In this case, the EU’s failure to trust the UK to distribute state aid in a responsible manner.
Of course, this overlooks the fact that if there is one area where the birthplace of Western-European democracy should be trusted, it is in its institutional framework.
On a practical level, too, fears that the UK would suddenly dish out massive handouts of state aid are misplaced.
Let’s not forget that in 2018, Britain spent only half as much on state aid as the average EU country.
And that’s before the Covid pandemic drove European countries to inject monstrous amounts of government cash into the private sector.
Germany alone splashed out almost twice as much state money as the UK.
Indeed, if anyone has grounds to be suspicious about the unfair use of state aid, it’s Britain.

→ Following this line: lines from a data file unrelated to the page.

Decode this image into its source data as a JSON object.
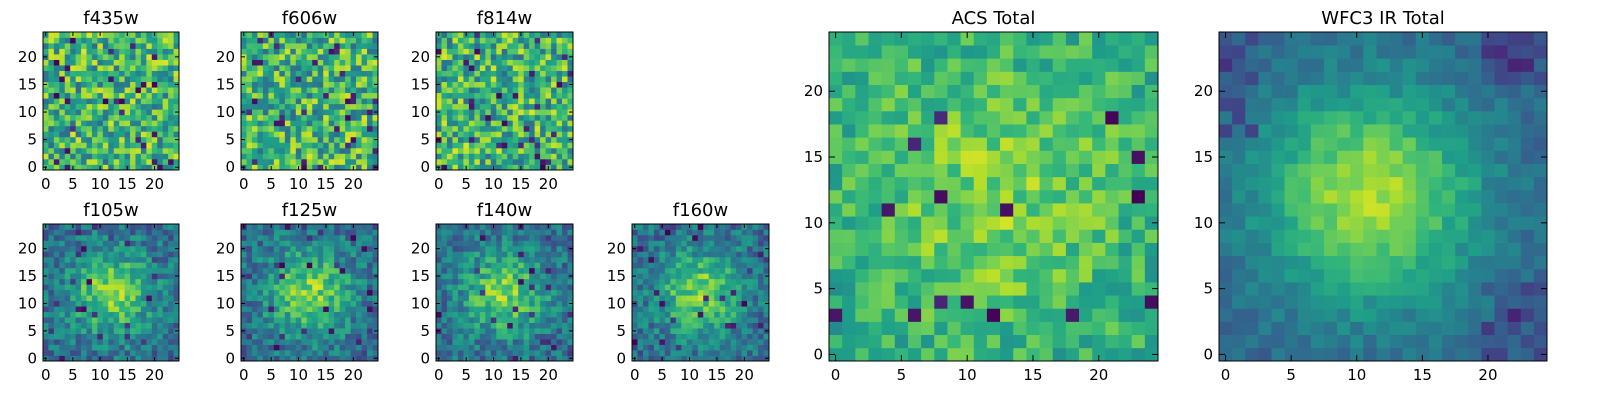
{
  "chart_data": [
    {
      "type": "heatmap",
      "title": "f435w",
      "xticks": [
        0,
        5,
        10,
        15,
        20
      ],
      "yticks": [
        0,
        5,
        10,
        15,
        20
      ],
      "xlim": [
        -0.5,
        24.5
      ],
      "ylim": [
        -0.5,
        24.5
      ],
      "grid": false,
      "colormap": "viridis",
      "grid_size": [
        25,
        25
      ],
      "pattern": "noise"
    },
    {
      "type": "heatmap",
      "title": "f606w",
      "xticks": [
        0,
        5,
        10,
        15,
        20
      ],
      "yticks": [
        0,
        5,
        10,
        15,
        20
      ],
      "xlim": [
        -0.5,
        24.5
      ],
      "ylim": [
        -0.5,
        24.5
      ],
      "grid": false,
      "colormap": "viridis",
      "grid_size": [
        25,
        25
      ],
      "pattern": "noise"
    },
    {
      "type": "heatmap",
      "title": "f814w",
      "xticks": [
        0,
        5,
        10,
        15,
        20
      ],
      "yticks": [
        0,
        5,
        10,
        15,
        20
      ],
      "xlim": [
        -0.5,
        24.5
      ],
      "ylim": [
        -0.5,
        24.5
      ],
      "grid": false,
      "colormap": "viridis",
      "grid_size": [
        25,
        25
      ],
      "pattern": "noise"
    },
    {
      "type": "heatmap",
      "title": "f105w",
      "xticks": [
        0,
        5,
        10,
        15,
        20
      ],
      "yticks": [
        0,
        5,
        10,
        15,
        20
      ],
      "xlim": [
        -0.5,
        24.5
      ],
      "ylim": [
        -0.5,
        24.5
      ],
      "grid": false,
      "colormap": "viridis",
      "grid_size": [
        25,
        25
      ],
      "pattern": "blob"
    },
    {
      "type": "heatmap",
      "title": "f125w",
      "xticks": [
        0,
        5,
        10,
        15,
        20
      ],
      "yticks": [
        0,
        5,
        10,
        15,
        20
      ],
      "xlim": [
        -0.5,
        24.5
      ],
      "ylim": [
        -0.5,
        24.5
      ],
      "grid": false,
      "colormap": "viridis",
      "grid_size": [
        25,
        25
      ],
      "pattern": "blob"
    },
    {
      "type": "heatmap",
      "title": "f140w",
      "xticks": [
        0,
        5,
        10,
        15,
        20
      ],
      "yticks": [
        0,
        5,
        10,
        15,
        20
      ],
      "xlim": [
        -0.5,
        24.5
      ],
      "ylim": [
        -0.5,
        24.5
      ],
      "grid": false,
      "colormap": "viridis",
      "grid_size": [
        25,
        25
      ],
      "pattern": "blob"
    },
    {
      "type": "heatmap",
      "title": "f160w",
      "xticks": [
        0,
        5,
        10,
        15,
        20
      ],
      "yticks": [
        0,
        5,
        10,
        15,
        20
      ],
      "xlim": [
        -0.5,
        24.5
      ],
      "ylim": [
        -0.5,
        24.5
      ],
      "grid": false,
      "colormap": "viridis",
      "grid_size": [
        25,
        25
      ],
      "pattern": "blob"
    },
    {
      "type": "heatmap",
      "title": "ACS Total",
      "xticks": [
        0,
        5,
        10,
        15,
        20
      ],
      "yticks": [
        0,
        5,
        10,
        15,
        20
      ],
      "xlim": [
        -0.5,
        24.5
      ],
      "ylim": [
        -0.5,
        24.5
      ],
      "grid": false,
      "colormap": "viridis",
      "grid_size": [
        25,
        25
      ],
      "pattern": "total"
    },
    {
      "type": "heatmap",
      "title": "WFC3 IR Total",
      "xticks": [
        0,
        5,
        10,
        15,
        20
      ],
      "yticks": [
        0,
        5,
        10,
        15,
        20
      ],
      "xlim": [
        -0.5,
        24.5
      ],
      "ylim": [
        -0.5,
        24.5
      ],
      "grid": false,
      "colormap": "viridis",
      "grid_size": [
        25,
        25
      ],
      "pattern": "total-ir"
    }
  ]
}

Undoubtedly aware of this, yesterday the EU shifted its disdain for Britain’s handling of its departure to focus on the leaked text of a proposed Internal Market Bill due to be published tomorrow.

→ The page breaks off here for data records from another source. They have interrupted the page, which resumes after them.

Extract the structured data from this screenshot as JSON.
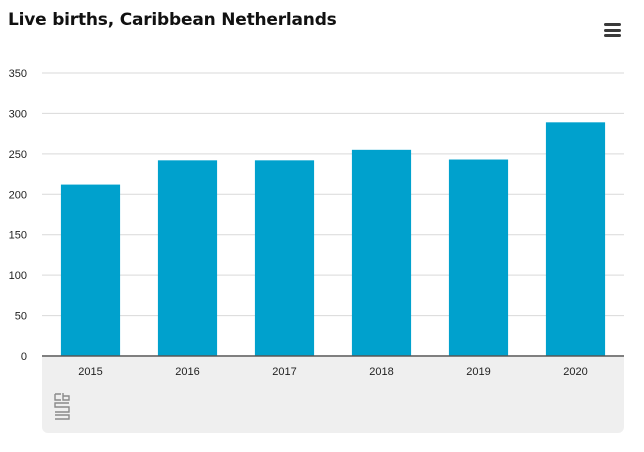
{
  "title": "Live births, Caribbean Netherlands",
  "icons": {
    "menu": "hamburger-menu-icon",
    "logo": "cbs-logo-icon"
  },
  "colors": {
    "bar": "#00a1cd",
    "grid": "#d9d9d9",
    "axis": "#555555",
    "footer": "#efefef"
  },
  "chart_data": {
    "type": "bar",
    "title": "Live births, Caribbean Netherlands",
    "xlabel": "",
    "ylabel": "",
    "categories": [
      "2015",
      "2016",
      "2017",
      "2018",
      "2019",
      "2020"
    ],
    "values": [
      212,
      242,
      242,
      255,
      243,
      289
    ],
    "ylim": [
      0,
      350
    ],
    "yticks": [
      0,
      50,
      100,
      150,
      200,
      250,
      300,
      350
    ],
    "grid": true,
    "legend": "none"
  }
}
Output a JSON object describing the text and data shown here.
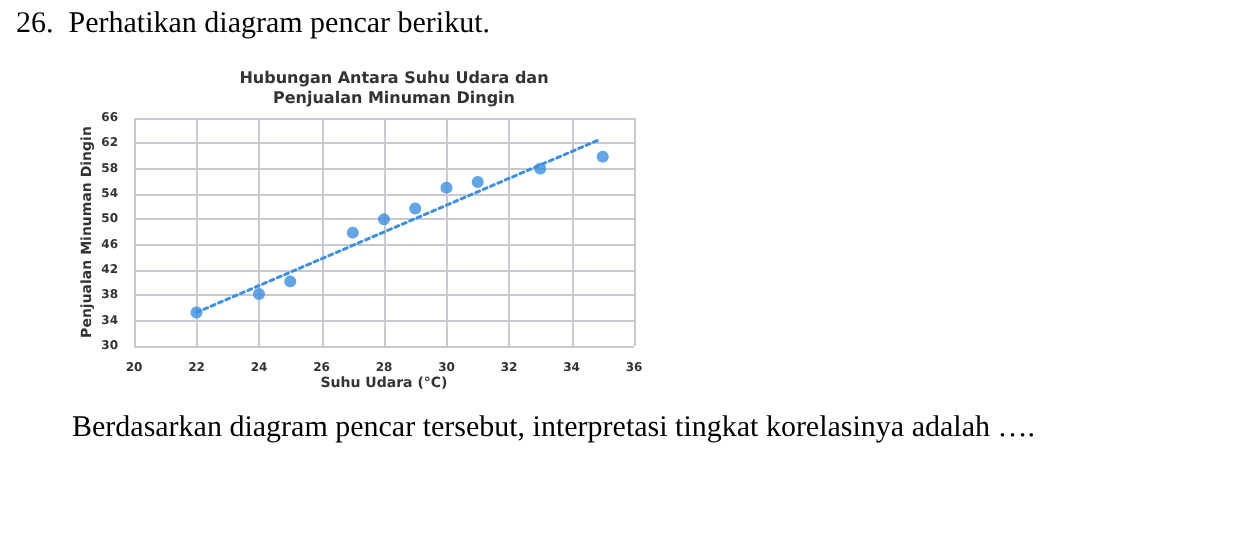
{
  "chart_data": {
    "type": "scatter",
    "title": "Hubungan Antara Suhu Udara dan\nPenjualan Minuman Dingin",
    "xlabel": "Suhu Udara (°C)",
    "ylabel": "Penjualan Minuman Dingin",
    "annotations": [
      "26.  Perhatikan diagram pencar berikut.",
      "Berdasarkan diagram pencar tersebut, interpretasi tingkat korelasinya adalah …."
    ],
    "series": [
      {
        "color": "#3d8fe0",
        "x": [
          22,
          24,
          25,
          27,
          28,
          29,
          30,
          31,
          33,
          35
        ],
        "values": [
          35.3,
          38.2,
          40.2,
          47.9,
          50,
          51.7,
          55,
          55.9,
          58,
          59.9
        ]
      },
      {
        "type": "line",
        "color": "#3d8fe0",
        "line_style": "dotted",
        "marker": "none",
        "x": [
          22,
          34.9
        ],
        "values": [
          35.3,
          62.6
        ]
      }
    ],
    "marker": "circle",
    "xlim": [
      20,
      36
    ],
    "xticks": [
      20,
      22,
      24,
      26,
      28,
      30,
      32,
      34,
      36
    ],
    "ylim": [
      30,
      66
    ],
    "yticks": [
      30,
      34,
      38,
      42,
      46,
      50,
      54,
      58,
      62,
      66
    ],
    "grid": true
  }
}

In essence, Prime Minister Johnson’s Bill would override two sections of the Withdrawal Agreement first negotiated by his predecessor Theresa May: those on state aid and customs in Northern Ireland.
Like clockwork, President von der Leyen warned that if the Bill is passed, it could torpedo any hope of a post-Brexit trade deal, despite the fact that the draft legislation hasn’t even been published.

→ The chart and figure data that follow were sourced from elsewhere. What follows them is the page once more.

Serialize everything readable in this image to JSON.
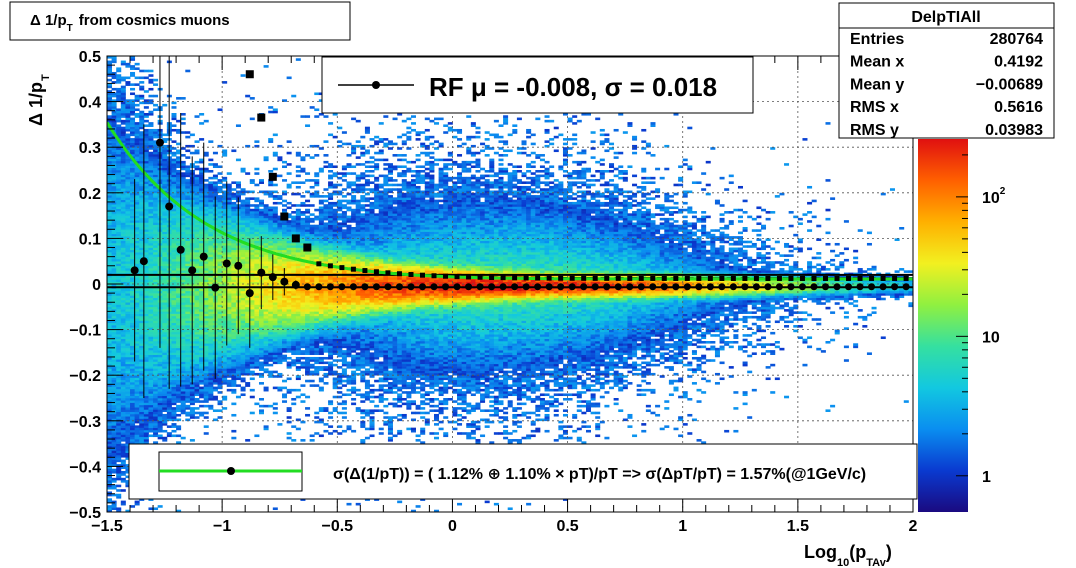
{
  "chart_data": {
    "type": "heatmap",
    "title_box": {
      "prefix": "Δ 1/p",
      "sub": "T",
      "suffix": "from cosmics muons"
    },
    "x_axis": {
      "label_main": "Log",
      "label_sub1": "10",
      "label_mid": "(p",
      "label_sub2": "TAv",
      "label_end": ")",
      "range": [
        -1.5,
        2.0
      ],
      "ticks": [
        {
          "v": -1.5,
          "t": "−1.5"
        },
        {
          "v": -1,
          "t": "−1"
        },
        {
          "v": -0.5,
          "t": "−0.5"
        },
        {
          "v": 0,
          "t": "0"
        },
        {
          "v": 0.5,
          "t": "0.5"
        },
        {
          "v": 1,
          "t": "1"
        },
        {
          "v": 1.5,
          "t": "1.5"
        },
        {
          "v": 2,
          "t": "2"
        }
      ]
    },
    "y_axis": {
      "label_main": "Δ 1/p",
      "label_sub": "T",
      "range": [
        -0.5,
        0.5
      ],
      "ticks": [
        {
          "v": 0.5,
          "t": "0.5"
        },
        {
          "v": 0.4,
          "t": "0.4"
        },
        {
          "v": 0.3,
          "t": "0.3"
        },
        {
          "v": 0.2,
          "t": "0.2"
        },
        {
          "v": 0.1,
          "t": "0.1"
        },
        {
          "v": 0,
          "t": "0"
        },
        {
          "v": -0.1,
          "t": "−0.1"
        },
        {
          "v": -0.2,
          "t": "−0.2"
        },
        {
          "v": -0.3,
          "t": "−0.3"
        },
        {
          "v": -0.4,
          "t": "−0.4"
        },
        {
          "v": -0.5,
          "t": "−0.5"
        }
      ]
    },
    "grid": true,
    "stats_box": {
      "title": "DelpTIAll",
      "rows": [
        {
          "label": "Entries",
          "value": "280764"
        },
        {
          "label": "Mean x",
          "value": "0.4192"
        },
        {
          "label": "Mean y",
          "value": "−0.00689"
        },
        {
          "label": "RMS x",
          "value": "0.5616"
        },
        {
          "label": "RMS y",
          "value": "0.03983"
        }
      ]
    },
    "legend_top": {
      "text": "RF μ = -0.008, σ =   0.018"
    },
    "legend_bottom": {
      "text": "σ(Δ(1/pT)) = ( 1.12% ⊕  1.10% × pT)/pT => σ(ΔpT/pT) =  1.57%(@1GeV/c)"
    },
    "color_scale": {
      "type": "log",
      "range": [
        0.55,
        260
      ],
      "labels": [
        {
          "v": 1,
          "t": "1"
        },
        {
          "v": 10,
          "t": "10"
        },
        {
          "v": 100,
          "t": "10",
          "exp": "2"
        }
      ],
      "stops": [
        "#1a0a80",
        "#0a3ad0",
        "#0a8ef0",
        "#12c8e0",
        "#35e0a0",
        "#90f040",
        "#f2f020",
        "#ffb000",
        "#ff6000",
        "#e01010"
      ]
    },
    "density_model": {
      "core_center": -0.004,
      "core_sigma_at_x0": 0.018,
      "peak_x": 0.25
    },
    "mean_points": [
      {
        "x": -1.38,
        "y": 0.03,
        "err": 0.2
      },
      {
        "x": -1.34,
        "y": 0.05,
        "err": 0.3
      },
      {
        "x": -1.27,
        "y": 0.31,
        "err": 0.45
      },
      {
        "x": -1.23,
        "y": 0.17,
        "err": 0.4
      },
      {
        "x": -1.18,
        "y": 0.075,
        "err": 0.3
      },
      {
        "x": -1.13,
        "y": 0.03,
        "err": 0.25
      },
      {
        "x": -1.08,
        "y": 0.06,
        "err": 0.25
      },
      {
        "x": -1.03,
        "y": -0.008,
        "err": 0.2
      },
      {
        "x": -0.98,
        "y": 0.045,
        "err": 0.18
      },
      {
        "x": -0.93,
        "y": 0.04,
        "err": 0.15
      },
      {
        "x": -0.88,
        "y": -0.02,
        "err": 0.12
      },
      {
        "x": -0.83,
        "y": 0.025,
        "err": 0.08
      },
      {
        "x": -0.78,
        "y": 0.015,
        "err": 0.05
      },
      {
        "x": -0.73,
        "y": 0.005,
        "err": 0.03
      },
      {
        "x": -0.68,
        "y": -0.002,
        "err": 0.01
      }
    ],
    "sigma_points": [
      {
        "x": -0.88,
        "y": 0.46
      },
      {
        "x": -0.83,
        "y": 0.365
      },
      {
        "x": -0.78,
        "y": 0.235
      },
      {
        "x": -0.73,
        "y": 0.148
      },
      {
        "x": -0.68,
        "y": 0.1
      },
      {
        "x": -0.63,
        "y": 0.08
      }
    ],
    "fit_curve": {
      "a": 0.0112,
      "b": 0.011,
      "color": "#22dd22"
    },
    "fit_dashed": {
      "a": 0.0112,
      "b": 0.0121,
      "color": "#000000"
    },
    "ref_lines": [
      0.02,
      -0.007
    ],
    "dense_mean_x_start": -0.63,
    "dense_mean_step": 0.05
  }
}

Predictably, Barnier weighed in, too, claiming in a grandiose fashion that the Northern Ireland Protocol in the Withdrawal Agreement was a ‘prerequisite for peace since the end of the [Irish] conflict’.
Of course, we still need to see the detail of the Bill before making a judgment, though I strongly suspect that these accusations are overblown.
Even so, this episode has revealed the EU’s knee-jerk approach to these negotiations.
Put to one side the fact that a number of EU member states fail to accurately implement the bloc’s many protocols.
Far more concerning is how it is symptomatic of the EU negotiators’ reluctance to accept that, whether it likes it or not, the UK is going to become a sovereign nation at the end of the year.
When Michel Barnier (pictured), the EU’s chief negotiator, sits down to resume Brexit negotiations with his British counterpart David Frost today, let’s hope he has learned his lesson
For, crucially, Brexit needn’t be bad news for the EU.
Indeed, if the Covid crisis has taught us anything, it’s that doing things differently on an international scale can be useful. We can learn from each other’s successes and failures.
Understandably, it is hard for Brussels to accept that in areas such as financial services, the UK Government is likely to prefer to go its own regulatory way.
Yet given it has become clear that there will be many occasions where the UK Government chooses not to deviate from certain EU technical standards, such as in car manufacturing, it is simply not reasonable for the likes of Barnier to dismiss Britain outright.
For that is precisely what Brussels’ chief negotiator and his acolytes have been relentlessly doing — even though the EU’s trade arrangement with Switzerland, which does not treat services and goods equally, proves that Barnier’s claims about flexibility endangering the single market are farcical.
It also forgets that restricting EU market access for UK-based companies could end up damaging Europe, not least because its consumers and importers will be deprived of British business.
Moreover, some of these firms with a large presence in the UK, such as BMW, are actually owned by EU shareholders.
How would the EU benefit from seeing its supply chain disrupted?
And that’s before you factor in the debilitating impact that restricting financial investment from the City of London into the EU would have on mainland Europe’s post-Covid recovery.
And so as Michel Barnier sits down today at the negotiating table, he would do well to wake up to a cold hard fact: the Brexit clock is ticking — and Britain and Europe’s badly suffering economies simply have no time for political games.
n Charlie Weimers is MEP representing the Sweden Democrats, which is part of European Conservatives and Reformists group.